In the past, I was prone to giving up when I made a mistake. I let the one screw-up determine my next steps, which were no steps at all. I felt like a failure, and I agreed with that feeling, leaving me in a place of stagnation—where growth isn’t found.
A change had to be made, and I was the only one who could make the change for myself. I have let defeat take too many wins from me, and that cycle must end now.
I know from experience that what I am after won’t come easy; it will take a lot of hard work, dedication, and commitment. It will take a strength I know I possess.
There are no shortcuts for me, and I have accepted that as a fact as I prepare to slay this dragon that I have allowed to burn me alive from time to time.
I am no longer the girl who would give up without a fight. Time has trained me to get back up after every fall, and I tend to do so as I overcome this hurdle.

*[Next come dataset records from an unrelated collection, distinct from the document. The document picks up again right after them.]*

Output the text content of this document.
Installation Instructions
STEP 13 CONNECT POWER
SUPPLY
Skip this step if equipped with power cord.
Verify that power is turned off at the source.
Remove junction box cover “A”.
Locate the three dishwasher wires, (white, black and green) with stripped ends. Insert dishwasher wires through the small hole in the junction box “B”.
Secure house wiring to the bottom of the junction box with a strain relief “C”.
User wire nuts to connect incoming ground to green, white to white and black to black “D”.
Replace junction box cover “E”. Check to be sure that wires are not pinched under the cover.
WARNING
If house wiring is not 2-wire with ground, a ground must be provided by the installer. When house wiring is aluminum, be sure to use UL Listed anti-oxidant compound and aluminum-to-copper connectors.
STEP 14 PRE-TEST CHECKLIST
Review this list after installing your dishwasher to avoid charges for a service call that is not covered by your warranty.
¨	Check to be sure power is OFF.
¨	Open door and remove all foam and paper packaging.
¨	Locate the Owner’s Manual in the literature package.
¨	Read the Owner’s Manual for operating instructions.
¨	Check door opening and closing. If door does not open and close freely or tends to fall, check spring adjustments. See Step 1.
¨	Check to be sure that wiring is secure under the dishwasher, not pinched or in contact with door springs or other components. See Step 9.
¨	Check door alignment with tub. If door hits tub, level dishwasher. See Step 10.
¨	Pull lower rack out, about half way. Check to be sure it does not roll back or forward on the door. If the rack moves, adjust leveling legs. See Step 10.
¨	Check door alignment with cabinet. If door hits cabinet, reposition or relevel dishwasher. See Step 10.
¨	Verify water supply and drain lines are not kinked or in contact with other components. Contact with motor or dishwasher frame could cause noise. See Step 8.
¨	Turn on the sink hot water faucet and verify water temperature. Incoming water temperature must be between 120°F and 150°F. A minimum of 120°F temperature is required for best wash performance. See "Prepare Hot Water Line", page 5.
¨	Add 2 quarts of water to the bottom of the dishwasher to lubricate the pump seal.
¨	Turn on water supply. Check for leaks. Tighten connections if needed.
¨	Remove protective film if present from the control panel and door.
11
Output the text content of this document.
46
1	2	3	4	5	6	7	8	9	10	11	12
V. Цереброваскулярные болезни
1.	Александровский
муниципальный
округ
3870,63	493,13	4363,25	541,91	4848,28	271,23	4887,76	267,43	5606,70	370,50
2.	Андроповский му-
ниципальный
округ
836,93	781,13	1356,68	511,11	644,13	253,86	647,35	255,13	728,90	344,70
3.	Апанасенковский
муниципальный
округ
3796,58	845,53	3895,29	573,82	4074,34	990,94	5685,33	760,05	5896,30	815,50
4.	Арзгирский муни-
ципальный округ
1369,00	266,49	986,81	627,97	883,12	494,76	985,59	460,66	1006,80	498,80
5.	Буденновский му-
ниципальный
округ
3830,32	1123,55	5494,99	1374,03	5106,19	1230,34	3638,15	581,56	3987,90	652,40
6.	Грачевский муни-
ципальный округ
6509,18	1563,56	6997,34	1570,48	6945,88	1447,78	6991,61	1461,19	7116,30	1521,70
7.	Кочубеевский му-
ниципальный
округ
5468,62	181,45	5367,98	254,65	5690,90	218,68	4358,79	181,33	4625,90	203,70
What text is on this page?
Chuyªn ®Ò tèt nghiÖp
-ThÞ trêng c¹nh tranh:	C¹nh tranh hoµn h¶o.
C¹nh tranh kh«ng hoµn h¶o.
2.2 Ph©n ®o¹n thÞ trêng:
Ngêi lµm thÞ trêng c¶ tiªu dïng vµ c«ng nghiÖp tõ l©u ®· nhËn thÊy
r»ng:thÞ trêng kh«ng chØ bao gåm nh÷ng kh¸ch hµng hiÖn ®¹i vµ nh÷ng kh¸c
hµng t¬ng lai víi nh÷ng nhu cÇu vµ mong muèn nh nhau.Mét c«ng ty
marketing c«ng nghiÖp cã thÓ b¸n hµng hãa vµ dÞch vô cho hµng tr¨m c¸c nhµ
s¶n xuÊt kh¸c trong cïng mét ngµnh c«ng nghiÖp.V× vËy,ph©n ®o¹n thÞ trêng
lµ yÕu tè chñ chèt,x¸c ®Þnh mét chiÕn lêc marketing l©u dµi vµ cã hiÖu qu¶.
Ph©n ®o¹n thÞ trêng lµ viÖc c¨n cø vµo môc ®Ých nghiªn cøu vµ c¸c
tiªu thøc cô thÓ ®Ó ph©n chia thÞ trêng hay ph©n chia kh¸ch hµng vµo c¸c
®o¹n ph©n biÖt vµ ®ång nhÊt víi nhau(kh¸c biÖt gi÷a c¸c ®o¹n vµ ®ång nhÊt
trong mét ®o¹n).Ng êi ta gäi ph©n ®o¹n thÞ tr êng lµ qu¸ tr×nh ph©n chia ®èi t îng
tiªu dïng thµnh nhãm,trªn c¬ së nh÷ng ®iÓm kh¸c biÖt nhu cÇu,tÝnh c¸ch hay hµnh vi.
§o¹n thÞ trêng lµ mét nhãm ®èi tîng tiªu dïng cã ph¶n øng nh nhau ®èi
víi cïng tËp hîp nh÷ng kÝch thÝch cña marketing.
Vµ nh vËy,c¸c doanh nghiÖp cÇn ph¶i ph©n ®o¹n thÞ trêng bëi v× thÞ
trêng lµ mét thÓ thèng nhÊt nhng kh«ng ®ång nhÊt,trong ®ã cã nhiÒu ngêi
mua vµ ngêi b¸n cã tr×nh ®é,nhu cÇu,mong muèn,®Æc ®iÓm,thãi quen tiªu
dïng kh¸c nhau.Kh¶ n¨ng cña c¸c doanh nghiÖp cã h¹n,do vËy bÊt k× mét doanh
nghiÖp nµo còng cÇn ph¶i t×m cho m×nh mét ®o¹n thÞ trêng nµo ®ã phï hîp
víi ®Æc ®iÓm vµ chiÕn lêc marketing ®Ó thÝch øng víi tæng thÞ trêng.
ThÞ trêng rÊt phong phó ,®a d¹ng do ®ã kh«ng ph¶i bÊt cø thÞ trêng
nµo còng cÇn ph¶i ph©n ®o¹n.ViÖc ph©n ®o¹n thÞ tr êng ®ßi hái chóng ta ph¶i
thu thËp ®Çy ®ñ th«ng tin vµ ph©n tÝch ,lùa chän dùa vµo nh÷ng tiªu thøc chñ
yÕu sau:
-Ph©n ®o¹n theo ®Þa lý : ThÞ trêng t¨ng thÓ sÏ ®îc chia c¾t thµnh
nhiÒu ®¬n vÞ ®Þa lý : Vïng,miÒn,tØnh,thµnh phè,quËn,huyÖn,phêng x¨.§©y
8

As I prepare to move forward, I know I am not alone. When I tried to do this in my strength, I often continued to fall and make excuses. Those excuses led me to the stagnation phase I mentioned above.
Those days are gone now that I have aligned myself with Jesus; he has bestowed a spirit of endurance and strength upon me, which has given me the ability to sustain this path I am currently on.
A path that leads to victory as I finally come into agreement that “All things are possible for those who believe.” Defeat is no longer possible, and I will bask in it as I pick up my sword with the help of Jesus to slay the dragon.